Malaysia's ringgit is edging closer to its strongest point in nearly twelve months, with analysts pointing to a combination of monetary easing, fiscal reforms, and global rate expectations as the main drivers behind the rebound.
Projections from regional and international banks suggest the ringgit could strengthen further by year-end. Oversea-Chinese Banking Corp. (OCBC) expects the currency to trade at 4.15 per US dollar in the fourth quarter, while Malayan Banking Bhd. places its forecast at 4.10 by December. MUFG Bank projects an advance of about 1.5% from current levels, citing improved export competitiveness after the United States reduced tariffs on some Malaysian goods.
The currency, which recovered from April lows, has faced difficulties sustaining upward momentum in recent weeks. Market attention is now on incoming inflation data, which may reinforce expectations for additional rate cuts from Bank Negara Malaysia (BNM).
BNM lowered its benchmark rate by 25 basis points in July, aligning itself with other central banks in the region. OCBC anticipates at least one further cut before the end of 2025. Although looser monetary policy can weigh on a currency, the likelihood of a Federal Reserve rate cut in September is reducing pressure on the ringgit.
Capital flows into Malaysian debt markets have been notable. Foreign investors channelled US$4.3 billion into the countrys bonds in the second quarter, marking a record high. Analysts suggest that continued demand could provide a stabilising effect, particularly if global conditions shift toward a softer US dollar environment.

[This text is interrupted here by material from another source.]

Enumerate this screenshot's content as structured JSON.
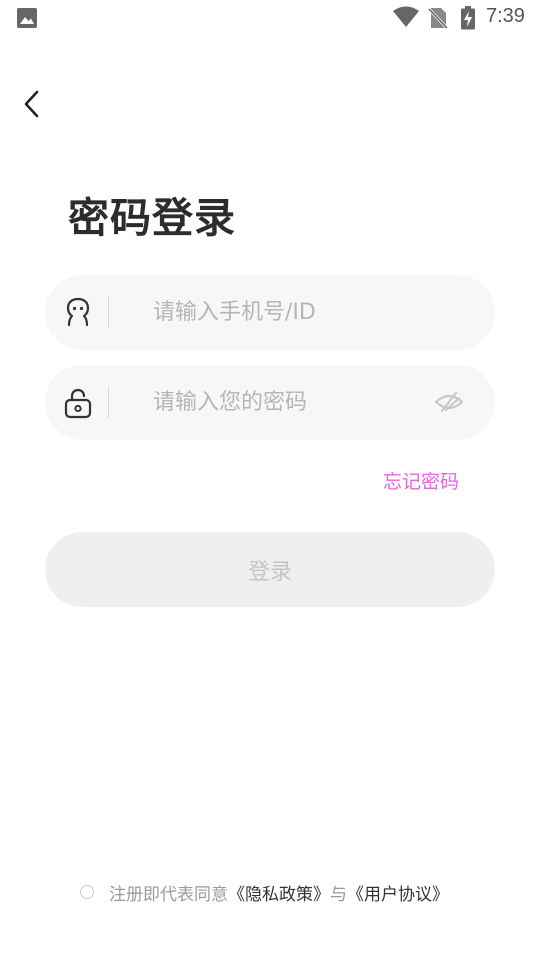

Trade policy remains a source of uncertainty. The US decision to scale back a proposed tariff increase on Malaysian exports by lowering it from 25% to 19% was viewed as a near-term positive for exporters. However, strategists caution that global trade tensions remain a risk that could weigh on growth and currency stability if conditions deteriorate.
Domestically, Prime Minister Anwar Ibrahim has unveiled both short- and long-term measures. A five-year development plan runs through 2030, while a stimulus package worth 2.8 billion ringgit includes direct transfers and fuel subsidies. At the same time, the government has rolled back diesel subsidies and broadened the sales and service tax as part of a fiscal consolidation strategy.
According to MUFG, contained inflation and fiscal reforms may give BNM room to maintain a cautious easing path without sparking instability. Market observers also point to productivity-focused measures and fiscal adjustments as factors that could provide more durable support to the currency in the medium term.
The ringgit ended last week at 4.2120 against the dollar. Short-term movement will depend on inflation figures due later this week, which could further shape expectations for policy direction in both Kuala Lumpur and Washington.